Section: Research Program

Static Analysis and Transformation of programs

Participants : Laurent Hascoët, Valérie Pascual, Ala Taftaf.

abstract syntax tree

Tree representation of a computer program, that keeps only the semantically significant information and abstracts away syntactic sugar such as indentation, parentheses, or separators.

control flow graph

Representation of a procedure body as a directed graph, whose nodes, known as basic blocks, each contain a sequence of instructions and whose arrows represent all possible control jumps that can occur at run-time.

abstract interpretation

Model that describes program static analysis as a special sort of execution, in which all branches of control switches are taken concurrently, and where computed values are replaced by abstract values from a given semantic domain. Each particular analysis gives birth to a specific semantic domain.

data flow analysis

Program analysis that studies how a given property of variables evolves with execution of the program.

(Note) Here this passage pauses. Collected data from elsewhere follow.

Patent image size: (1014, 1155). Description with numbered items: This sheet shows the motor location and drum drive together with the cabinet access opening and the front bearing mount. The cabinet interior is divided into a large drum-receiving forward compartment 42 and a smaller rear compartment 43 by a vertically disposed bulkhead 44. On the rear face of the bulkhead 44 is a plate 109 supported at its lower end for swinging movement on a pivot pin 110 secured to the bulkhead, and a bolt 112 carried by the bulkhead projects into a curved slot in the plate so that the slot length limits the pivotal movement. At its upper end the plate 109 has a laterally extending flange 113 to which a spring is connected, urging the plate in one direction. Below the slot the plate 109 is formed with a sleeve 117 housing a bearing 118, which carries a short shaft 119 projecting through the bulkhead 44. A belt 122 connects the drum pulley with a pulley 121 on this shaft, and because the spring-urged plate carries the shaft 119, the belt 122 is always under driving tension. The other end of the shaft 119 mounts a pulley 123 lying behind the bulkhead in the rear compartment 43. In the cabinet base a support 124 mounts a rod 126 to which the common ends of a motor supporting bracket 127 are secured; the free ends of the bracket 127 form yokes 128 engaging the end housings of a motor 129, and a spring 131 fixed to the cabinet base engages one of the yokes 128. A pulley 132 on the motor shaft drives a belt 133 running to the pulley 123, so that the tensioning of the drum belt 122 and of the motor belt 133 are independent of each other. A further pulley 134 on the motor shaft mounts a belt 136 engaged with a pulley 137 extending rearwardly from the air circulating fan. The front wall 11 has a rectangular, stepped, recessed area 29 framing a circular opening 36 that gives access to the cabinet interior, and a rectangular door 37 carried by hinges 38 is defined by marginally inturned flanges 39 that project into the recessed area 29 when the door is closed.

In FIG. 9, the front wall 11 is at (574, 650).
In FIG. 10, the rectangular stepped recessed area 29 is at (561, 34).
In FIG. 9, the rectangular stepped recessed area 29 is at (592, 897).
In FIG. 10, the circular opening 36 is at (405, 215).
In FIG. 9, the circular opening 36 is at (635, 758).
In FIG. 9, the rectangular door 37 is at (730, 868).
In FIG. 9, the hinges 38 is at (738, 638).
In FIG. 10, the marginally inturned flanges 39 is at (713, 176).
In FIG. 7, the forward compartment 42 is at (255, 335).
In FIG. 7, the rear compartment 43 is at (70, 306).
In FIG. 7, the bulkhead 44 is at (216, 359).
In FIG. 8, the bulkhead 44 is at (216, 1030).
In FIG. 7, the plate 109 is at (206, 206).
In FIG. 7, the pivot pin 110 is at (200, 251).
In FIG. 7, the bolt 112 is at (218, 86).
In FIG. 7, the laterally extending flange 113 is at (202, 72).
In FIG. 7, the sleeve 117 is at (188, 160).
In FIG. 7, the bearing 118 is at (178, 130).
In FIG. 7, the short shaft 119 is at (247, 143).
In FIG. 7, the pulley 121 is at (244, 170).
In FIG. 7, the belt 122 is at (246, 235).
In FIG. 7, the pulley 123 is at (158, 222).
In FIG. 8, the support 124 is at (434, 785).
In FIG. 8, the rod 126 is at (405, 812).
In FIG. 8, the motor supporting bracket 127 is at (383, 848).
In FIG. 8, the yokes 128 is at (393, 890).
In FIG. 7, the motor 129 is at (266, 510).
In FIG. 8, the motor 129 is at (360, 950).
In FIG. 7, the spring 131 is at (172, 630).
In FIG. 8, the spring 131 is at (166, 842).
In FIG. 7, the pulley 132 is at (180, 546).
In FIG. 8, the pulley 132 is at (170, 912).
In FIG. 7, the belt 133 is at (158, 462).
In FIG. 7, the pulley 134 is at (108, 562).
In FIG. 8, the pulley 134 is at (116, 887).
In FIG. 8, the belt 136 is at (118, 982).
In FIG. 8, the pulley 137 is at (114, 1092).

Data Flow analysis is static, therefore studying all possible run-time behaviors and making conservative approximations. A typical data-flow analysis is to detect, at any location in the source program, whether a variable is initialized or not.

data dependence analysis

Program analysis that studies the itinerary of values during program execution, from the place where a value is defined to the places where it is used, and finally to the place where it is overwritten. The collection of all these itineraries is stored as Def-Use and Use-Def chains or as a data dependence graph, and data flow analysis most often rely on this graph.

data dependence graph

Directed graph that relates accesses to program variables, from the write access that defines a new value to the read accesses that use this value, and from the read accesses to the write access that overwrites this value. Dependences express a partial order between operations, that must be preserved to preserve the program's result.

The most obvious example of a program transformation tool is certainly a compiler. Other examples are program translators, that go from one language or formalism to another, or optimizers, that transform a program to make it run better. AD is just one such transformation. These tools use sophisticated analysis [15] . These tools share their technological basis. More importantly, there are common mathematical models to specify and analyze them.

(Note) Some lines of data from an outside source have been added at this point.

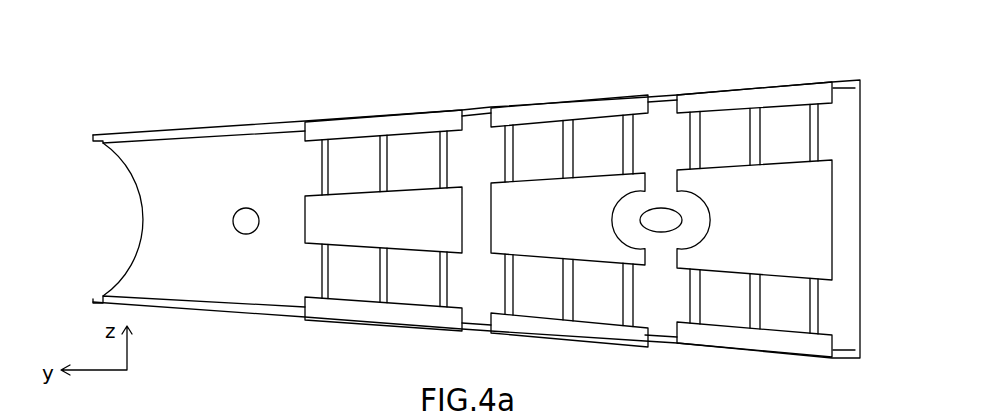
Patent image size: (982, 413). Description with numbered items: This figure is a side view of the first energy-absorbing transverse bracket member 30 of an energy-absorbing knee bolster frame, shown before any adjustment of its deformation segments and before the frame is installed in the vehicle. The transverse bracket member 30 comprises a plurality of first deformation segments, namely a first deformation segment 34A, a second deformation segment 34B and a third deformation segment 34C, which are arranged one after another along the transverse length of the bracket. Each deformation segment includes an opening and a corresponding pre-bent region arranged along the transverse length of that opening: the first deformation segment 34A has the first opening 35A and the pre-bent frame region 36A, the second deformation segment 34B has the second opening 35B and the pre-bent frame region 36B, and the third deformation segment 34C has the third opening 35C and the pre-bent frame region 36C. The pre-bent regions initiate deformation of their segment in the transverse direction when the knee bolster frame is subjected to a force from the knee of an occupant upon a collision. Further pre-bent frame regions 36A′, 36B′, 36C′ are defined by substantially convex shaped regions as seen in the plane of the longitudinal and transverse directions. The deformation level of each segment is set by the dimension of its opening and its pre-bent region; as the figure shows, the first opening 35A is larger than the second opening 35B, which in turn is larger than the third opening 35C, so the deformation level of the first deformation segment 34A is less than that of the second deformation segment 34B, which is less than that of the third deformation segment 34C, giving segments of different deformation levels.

The first energy-absorbing transverse bracket member 30 is at (213, 107).
The first deformation segment 34A is at (722, 138).
The second deformation segment 34B is at (540, 150).
The third deformation segment 34C is at (348, 157).
The first opening 35A is at (787, 197).
The second opening 35B is at (597, 195).
The third opening 35C is at (350, 223).
The pre-bent frame region 36A is at (752, 140).
The pre-bent frame region 36B is at (568, 155).
The pre-bent frame region 36C is at (387, 152).
The pre-bent frame region 36A′ is at (753, 77).
The pre-bent frame region 36B′ is at (566, 95).
The pre-bent frame region 36C′ is at (388, 110).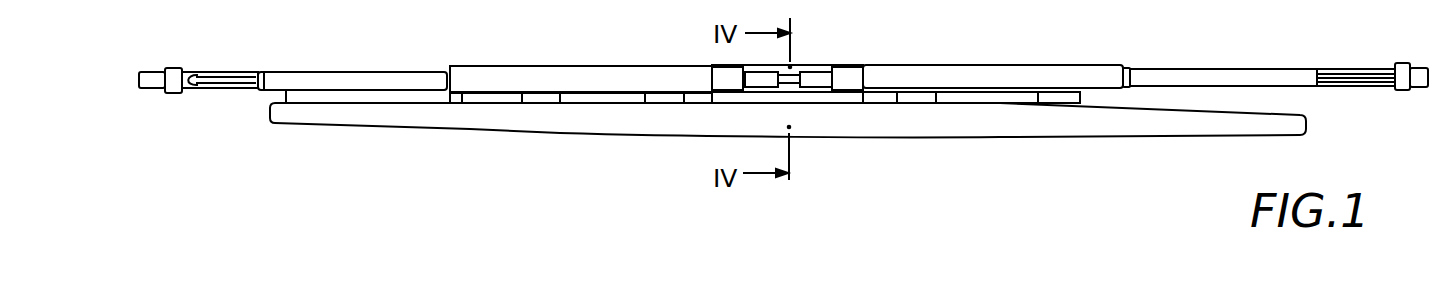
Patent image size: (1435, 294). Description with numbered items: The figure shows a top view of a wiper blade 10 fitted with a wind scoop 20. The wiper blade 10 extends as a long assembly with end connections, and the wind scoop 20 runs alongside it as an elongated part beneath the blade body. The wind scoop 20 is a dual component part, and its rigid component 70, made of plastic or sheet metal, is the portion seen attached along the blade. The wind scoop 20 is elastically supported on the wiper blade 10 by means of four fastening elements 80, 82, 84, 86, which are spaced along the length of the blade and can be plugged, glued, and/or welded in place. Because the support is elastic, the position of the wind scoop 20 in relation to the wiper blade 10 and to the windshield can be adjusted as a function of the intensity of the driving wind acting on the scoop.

The wiper blade 10 is at (476, 52).
The wind scoop 20 is at (300, 156).
The rigid component 70 is at (457, 107).
The fastening element 80 is at (543, 97).
The fastening element 82 is at (660, 100).
The fastening element 84 is at (913, 102).
The fastening element 86 is at (1063, 104).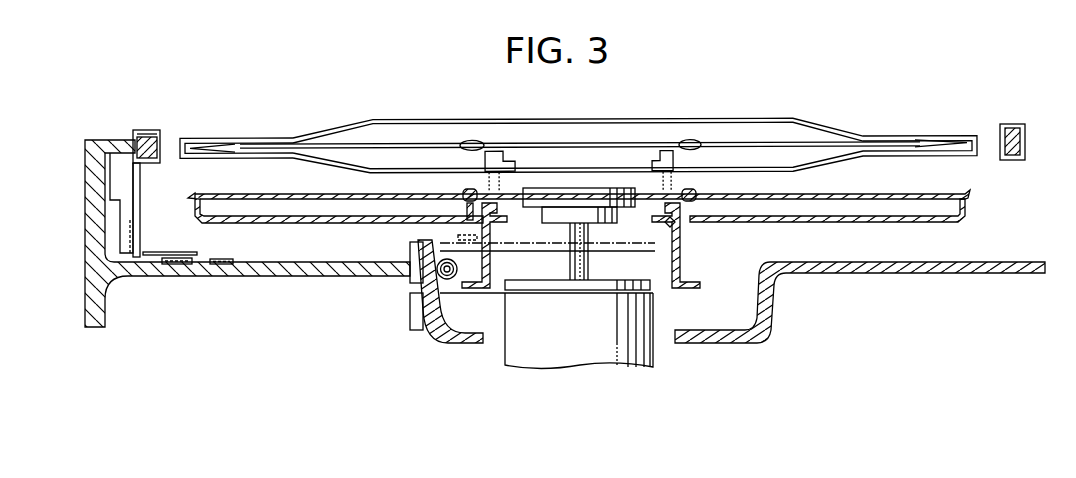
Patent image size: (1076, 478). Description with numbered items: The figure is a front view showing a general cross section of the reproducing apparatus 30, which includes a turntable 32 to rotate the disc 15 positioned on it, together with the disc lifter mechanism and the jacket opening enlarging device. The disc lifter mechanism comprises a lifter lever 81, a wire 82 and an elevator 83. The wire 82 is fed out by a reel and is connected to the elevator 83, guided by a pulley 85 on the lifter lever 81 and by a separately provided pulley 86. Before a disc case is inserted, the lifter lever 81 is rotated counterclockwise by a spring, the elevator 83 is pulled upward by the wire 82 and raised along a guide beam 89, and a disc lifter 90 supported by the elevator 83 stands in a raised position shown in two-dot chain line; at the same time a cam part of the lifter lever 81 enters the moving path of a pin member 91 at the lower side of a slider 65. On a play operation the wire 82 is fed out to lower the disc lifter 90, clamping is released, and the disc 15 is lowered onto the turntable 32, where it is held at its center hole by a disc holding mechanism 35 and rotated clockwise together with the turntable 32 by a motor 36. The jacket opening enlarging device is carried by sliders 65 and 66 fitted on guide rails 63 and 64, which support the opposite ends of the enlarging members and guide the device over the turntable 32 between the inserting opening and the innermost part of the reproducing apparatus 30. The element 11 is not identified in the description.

The fluorescent lamp 11 is at (455, 115).
The disc 15 is at (390, 140).
The reproducing apparatus 30 is at (775, 102).
The turntable 32 is at (867, 220).
The disc holding mechanism 35 is at (574, 189).
The motor 36 is at (584, 367).
The guide rail 63 is at (134, 139).
The guide rail 64 is at (1027, 140).
The slider 65 is at (160, 131).
The slider 66 is at (1011, 125).
The lifter lever 81 is at (182, 254).
The wire 82 is at (329, 261).
The elevator 83 is at (602, 252).
The pulley 85 is at (213, 266).
The pulley 86 is at (458, 269).
The guide beam 89 is at (412, 250).
The disc lifter 90 is at (686, 189).
The pin member 91 is at (143, 238).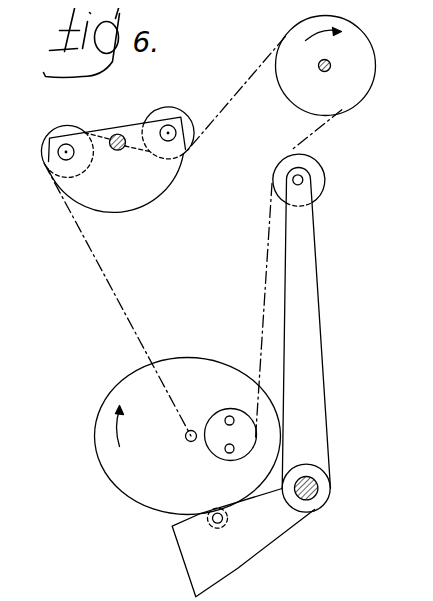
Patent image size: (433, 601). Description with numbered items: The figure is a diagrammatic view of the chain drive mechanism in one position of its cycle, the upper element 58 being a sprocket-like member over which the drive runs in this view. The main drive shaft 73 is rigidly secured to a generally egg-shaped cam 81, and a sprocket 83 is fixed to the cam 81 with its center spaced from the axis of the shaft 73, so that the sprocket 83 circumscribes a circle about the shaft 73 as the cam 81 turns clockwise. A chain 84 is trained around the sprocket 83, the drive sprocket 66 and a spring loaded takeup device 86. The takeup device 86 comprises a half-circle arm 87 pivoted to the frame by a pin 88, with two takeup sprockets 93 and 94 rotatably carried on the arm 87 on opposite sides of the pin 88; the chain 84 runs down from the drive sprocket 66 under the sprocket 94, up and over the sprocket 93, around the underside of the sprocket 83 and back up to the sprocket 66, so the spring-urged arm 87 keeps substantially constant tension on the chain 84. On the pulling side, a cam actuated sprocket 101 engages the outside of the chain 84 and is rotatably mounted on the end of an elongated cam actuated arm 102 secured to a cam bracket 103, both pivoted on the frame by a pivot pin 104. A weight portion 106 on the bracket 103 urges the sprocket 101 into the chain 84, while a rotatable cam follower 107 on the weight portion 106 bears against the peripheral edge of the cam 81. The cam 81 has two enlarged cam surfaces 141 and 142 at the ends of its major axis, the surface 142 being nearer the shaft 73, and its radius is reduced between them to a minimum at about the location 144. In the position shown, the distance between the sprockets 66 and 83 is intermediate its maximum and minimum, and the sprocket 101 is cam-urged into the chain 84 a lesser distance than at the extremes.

An important principle is abstraction: the core of a compiler should not bother about syntactic details of the compiled program. The optimization and code generation phases must be independent from the particular input programming language. This is generally achieved using language-specific front-ends and back-ends. Abstraction can go further: the internal representation becomes more language independent, and semantic constructs can be unified. Analysis can then concentrate on the semantics of a small set of constructs. We advocate an internal representation composed of three levels.

  • At the top level is the call graph, whose nodes are modules and procedures. Arrows relate nodes that call or import one another. Recursion leads to cycles.

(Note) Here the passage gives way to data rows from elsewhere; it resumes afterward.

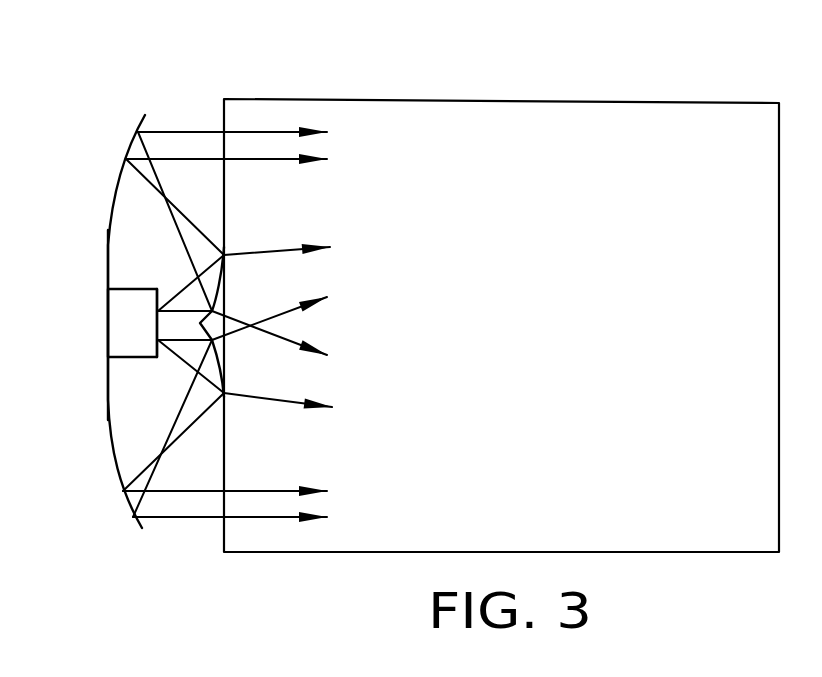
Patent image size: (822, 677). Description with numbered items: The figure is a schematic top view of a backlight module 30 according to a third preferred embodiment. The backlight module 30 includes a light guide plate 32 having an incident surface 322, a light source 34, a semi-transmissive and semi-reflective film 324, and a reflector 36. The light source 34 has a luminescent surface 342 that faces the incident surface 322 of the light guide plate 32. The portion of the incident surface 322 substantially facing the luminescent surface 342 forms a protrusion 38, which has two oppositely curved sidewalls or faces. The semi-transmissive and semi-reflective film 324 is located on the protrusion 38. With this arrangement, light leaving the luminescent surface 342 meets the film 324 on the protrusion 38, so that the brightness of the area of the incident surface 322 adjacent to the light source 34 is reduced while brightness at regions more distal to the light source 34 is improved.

The backlight module 30 is at (416, 63).
The light guide plate 32 is at (585, 82).
The incident surface 322 is at (210, 103).
The semi-transmissive and semi-reflective film 324 is at (205, 422).
The light source 34 is at (123, 340).
The luminescent surface 342 is at (170, 365).
The reflector 36 is at (107, 262).
The protrusion 38 is at (178, 322).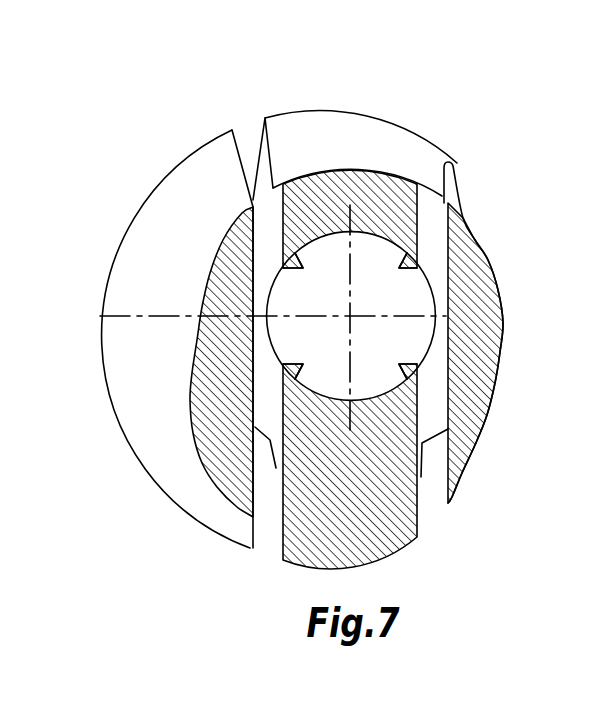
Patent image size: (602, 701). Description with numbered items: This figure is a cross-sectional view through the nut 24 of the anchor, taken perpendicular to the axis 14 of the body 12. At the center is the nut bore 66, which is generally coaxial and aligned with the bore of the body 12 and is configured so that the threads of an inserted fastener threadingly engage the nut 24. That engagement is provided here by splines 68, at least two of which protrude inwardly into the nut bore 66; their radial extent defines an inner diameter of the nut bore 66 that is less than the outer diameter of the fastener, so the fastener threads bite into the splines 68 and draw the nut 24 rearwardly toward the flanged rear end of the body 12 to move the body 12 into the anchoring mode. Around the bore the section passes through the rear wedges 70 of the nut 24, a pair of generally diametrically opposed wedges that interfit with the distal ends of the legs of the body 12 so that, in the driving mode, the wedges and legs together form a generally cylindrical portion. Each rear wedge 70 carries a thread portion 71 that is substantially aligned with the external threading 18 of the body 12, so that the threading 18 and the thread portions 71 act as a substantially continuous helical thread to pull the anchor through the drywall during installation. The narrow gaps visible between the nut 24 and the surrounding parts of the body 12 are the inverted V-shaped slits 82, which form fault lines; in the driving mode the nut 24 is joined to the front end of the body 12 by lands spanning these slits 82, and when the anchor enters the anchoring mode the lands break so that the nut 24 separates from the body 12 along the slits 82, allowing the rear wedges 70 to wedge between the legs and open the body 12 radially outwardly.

The body 12 is at (117, 251).
The axis 14 is at (352, 316).
The external threading 18 is at (128, 374).
The nut 24 is at (289, 576).
The bore 66 is at (308, 331).
The splines 68 is at (425, 280).
The rear wedge 70 is at (382, 208).
The thread portion 71 is at (337, 130).
The slits 82 is at (266, 203).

  • At the middle level is the flow graph, one per procedure. It captures the control flow between atomic instructions. Loops lead to cycles.

  • At the lowest level are abstract syntax trees for the individual atomic instructions. Semantic transformations can benefit from the representation of expressions as directed acyclic graphs, sharing common sub-expressions.

To each level belong symbol tables, nested to capture scoping.

Static program analysis can be defined on this internal representation, which is largely language independent. The simplest analyses on trees can be specified with inference rules [18] , [26] , [16] . But many analyses are more complex, and better defined on graphs than on trees. This is the case for data-flow analyses, that look for run-time properties of variables. Since flow graphs may be cyclic, these global analyses generally require an iterative resolution. Data flow equations is a practical formalism to describe data-flow analyses. Another formalism is described in [19] , which is more precise because it can distinguish separate instances of instructions. However it is still based on trees, and its cost forbids application to large codes. Abstract Interpretation [20] is a theoretical framework to study complexity and termination of these analyses.

Data flow analyses must be carefully designed to avoid or control combinatorial explosion. At the call graph level, they can run bottom-up or top-down, and they yield more accurate results when they take into account the different call sites of each procedure, which is called context sensitivity. At the flow graph level, they can run forwards or backwards, and yield more accurate results when they take into account only the possible execution flows resulting from possible control, which is called flow sensitivity.

Even then, data flow analyses are limited, because they are static and thus have very little knowledge of actual run-time values. Far before reaching the very theoretical limit of undecidability, one reaches practical limitations to how much information one can infer from programs that use arrays [32] , [21] or pointers. In general, conservative over-approximations are always made that lead to derivative code that is less efficient than possibly achievable.